Tilt is a dev environment orchestrator for Kubernetes-based microservice stacks. You define your services in a Tiltfile (Starlark/Python-ish DSL), run `tilt up`, and it watches files, rebuilds images, and syncs changes to your cluster — with a terminal UI showing status across all services. It's aimed at teams who already live in Kubernetes and are tired of writing bespoke watch scripts.
Live Update is the genuinely good part: it syncs changed files directly into running containers without a full image rebuild, which makes the edit-reload loop actually fast for interpreted languages. The Tiltfile DSL is expressive enough to handle real multi-service dependencies without becoming a maze — you can express 'build B after A is healthy' cleanly. Integration test coverage is unusually thorough for a dev tooling project; the /integration directory has end-to-end tests for live update, CRDs, job failures, namespace flags, and more. Extensions ecosystem (tilt-extensions repo) means common patterns like Helm, Docker Compose, and kind registry setup are already packaged and don't need to be hand-rolled.

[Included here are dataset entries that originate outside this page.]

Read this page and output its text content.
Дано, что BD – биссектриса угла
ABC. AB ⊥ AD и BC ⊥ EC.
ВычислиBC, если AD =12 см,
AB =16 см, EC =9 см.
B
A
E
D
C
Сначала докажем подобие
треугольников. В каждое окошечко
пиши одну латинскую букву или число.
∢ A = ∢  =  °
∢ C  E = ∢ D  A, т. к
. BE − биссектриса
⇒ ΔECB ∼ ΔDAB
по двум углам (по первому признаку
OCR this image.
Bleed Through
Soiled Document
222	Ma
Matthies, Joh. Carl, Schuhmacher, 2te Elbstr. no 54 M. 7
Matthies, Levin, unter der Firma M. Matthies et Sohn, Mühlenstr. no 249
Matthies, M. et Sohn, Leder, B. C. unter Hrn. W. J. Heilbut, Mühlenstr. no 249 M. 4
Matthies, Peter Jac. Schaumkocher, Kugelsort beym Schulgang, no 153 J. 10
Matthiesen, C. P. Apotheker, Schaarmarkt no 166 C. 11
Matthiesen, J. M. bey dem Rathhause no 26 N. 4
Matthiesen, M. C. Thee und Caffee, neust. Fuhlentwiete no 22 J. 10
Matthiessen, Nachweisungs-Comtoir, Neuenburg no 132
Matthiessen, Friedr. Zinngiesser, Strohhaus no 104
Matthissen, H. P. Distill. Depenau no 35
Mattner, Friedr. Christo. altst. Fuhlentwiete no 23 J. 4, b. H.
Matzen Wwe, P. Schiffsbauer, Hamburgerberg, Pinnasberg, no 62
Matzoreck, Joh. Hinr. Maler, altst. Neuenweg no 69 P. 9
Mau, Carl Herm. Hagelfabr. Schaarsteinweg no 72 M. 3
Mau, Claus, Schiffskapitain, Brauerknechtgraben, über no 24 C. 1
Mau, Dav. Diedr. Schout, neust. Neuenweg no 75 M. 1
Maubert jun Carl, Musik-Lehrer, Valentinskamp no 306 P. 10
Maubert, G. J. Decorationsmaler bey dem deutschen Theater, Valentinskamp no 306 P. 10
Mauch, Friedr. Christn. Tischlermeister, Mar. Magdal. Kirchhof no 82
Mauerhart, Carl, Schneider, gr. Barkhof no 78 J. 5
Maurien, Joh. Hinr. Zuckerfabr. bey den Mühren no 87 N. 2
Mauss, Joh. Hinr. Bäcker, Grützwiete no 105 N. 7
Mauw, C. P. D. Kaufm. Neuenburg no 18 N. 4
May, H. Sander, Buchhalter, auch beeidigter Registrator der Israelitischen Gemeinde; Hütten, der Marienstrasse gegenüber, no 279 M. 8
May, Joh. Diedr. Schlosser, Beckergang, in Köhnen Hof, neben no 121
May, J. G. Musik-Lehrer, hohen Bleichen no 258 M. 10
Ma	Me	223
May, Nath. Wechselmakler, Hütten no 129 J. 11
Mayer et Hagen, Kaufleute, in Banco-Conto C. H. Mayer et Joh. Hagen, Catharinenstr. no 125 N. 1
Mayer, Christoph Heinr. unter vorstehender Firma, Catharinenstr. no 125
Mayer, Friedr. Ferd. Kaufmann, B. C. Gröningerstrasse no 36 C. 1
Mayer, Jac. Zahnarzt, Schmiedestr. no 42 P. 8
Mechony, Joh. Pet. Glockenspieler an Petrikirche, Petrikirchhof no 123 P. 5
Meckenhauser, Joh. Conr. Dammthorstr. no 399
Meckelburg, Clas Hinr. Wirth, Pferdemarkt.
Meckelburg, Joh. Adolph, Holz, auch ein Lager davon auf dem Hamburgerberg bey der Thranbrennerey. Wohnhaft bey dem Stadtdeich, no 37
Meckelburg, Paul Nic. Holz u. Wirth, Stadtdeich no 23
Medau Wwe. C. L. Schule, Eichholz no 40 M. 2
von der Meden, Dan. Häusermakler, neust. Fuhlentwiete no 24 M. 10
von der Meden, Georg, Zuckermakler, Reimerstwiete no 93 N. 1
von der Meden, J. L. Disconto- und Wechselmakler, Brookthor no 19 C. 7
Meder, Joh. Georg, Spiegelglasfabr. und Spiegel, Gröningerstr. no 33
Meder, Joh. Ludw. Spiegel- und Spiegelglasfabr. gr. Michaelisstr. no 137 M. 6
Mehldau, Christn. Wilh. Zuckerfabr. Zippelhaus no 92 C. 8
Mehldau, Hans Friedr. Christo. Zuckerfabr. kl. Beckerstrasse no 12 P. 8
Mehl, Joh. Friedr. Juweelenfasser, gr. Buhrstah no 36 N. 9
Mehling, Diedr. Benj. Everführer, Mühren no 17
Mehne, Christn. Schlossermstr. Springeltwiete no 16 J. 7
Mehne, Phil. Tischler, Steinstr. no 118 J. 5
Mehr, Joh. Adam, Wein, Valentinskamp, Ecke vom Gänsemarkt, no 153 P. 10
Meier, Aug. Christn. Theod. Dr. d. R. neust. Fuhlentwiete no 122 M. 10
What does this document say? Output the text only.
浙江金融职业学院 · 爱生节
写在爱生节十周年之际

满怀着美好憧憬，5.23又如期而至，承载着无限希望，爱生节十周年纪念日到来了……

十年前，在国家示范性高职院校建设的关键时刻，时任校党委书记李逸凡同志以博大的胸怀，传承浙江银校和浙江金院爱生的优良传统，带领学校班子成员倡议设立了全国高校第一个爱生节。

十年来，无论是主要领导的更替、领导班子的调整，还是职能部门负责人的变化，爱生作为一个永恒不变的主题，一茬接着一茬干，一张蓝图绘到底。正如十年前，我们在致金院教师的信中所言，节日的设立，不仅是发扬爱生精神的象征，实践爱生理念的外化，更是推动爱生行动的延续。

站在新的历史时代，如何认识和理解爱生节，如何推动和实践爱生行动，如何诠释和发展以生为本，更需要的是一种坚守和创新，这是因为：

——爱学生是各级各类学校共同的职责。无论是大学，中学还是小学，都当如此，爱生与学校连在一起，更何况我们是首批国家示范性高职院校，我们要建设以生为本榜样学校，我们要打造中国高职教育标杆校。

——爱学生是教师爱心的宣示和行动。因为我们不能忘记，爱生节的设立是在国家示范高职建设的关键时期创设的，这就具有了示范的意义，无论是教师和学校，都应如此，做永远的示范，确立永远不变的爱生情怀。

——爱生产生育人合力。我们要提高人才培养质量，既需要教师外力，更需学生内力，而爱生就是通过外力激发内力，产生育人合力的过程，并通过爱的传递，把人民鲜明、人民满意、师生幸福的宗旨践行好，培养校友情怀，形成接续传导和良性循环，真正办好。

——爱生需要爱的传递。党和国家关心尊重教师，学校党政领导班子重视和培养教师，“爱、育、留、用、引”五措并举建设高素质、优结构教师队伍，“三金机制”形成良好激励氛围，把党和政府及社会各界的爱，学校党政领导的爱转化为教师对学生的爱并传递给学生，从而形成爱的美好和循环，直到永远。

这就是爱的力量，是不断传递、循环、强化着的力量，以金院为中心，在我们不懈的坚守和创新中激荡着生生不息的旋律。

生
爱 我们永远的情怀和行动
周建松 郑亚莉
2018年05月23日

The Starlark config language looks approachable but has a steep learning curve once you hit anything non-trivial — error messages from Tiltfile evaluation are often cryptic and don't point you to the line that matters. It's deeply coupled to having a local Docker daemon and a working kubeconfig; if your team uses remote clusters or non-standard auth (OIDC, exec plugins), you'll spend time debugging Tilt's assumptions before you debug your actual code. Now under Docker Inc. ownership, which raises obvious questions about long-term direction — the repo is active but the strategic roadmap is opaque. Resource consumption is non-trivial: running Tilt alongside a multi-service local cluster will saturate a laptop that would otherwise handle it fine.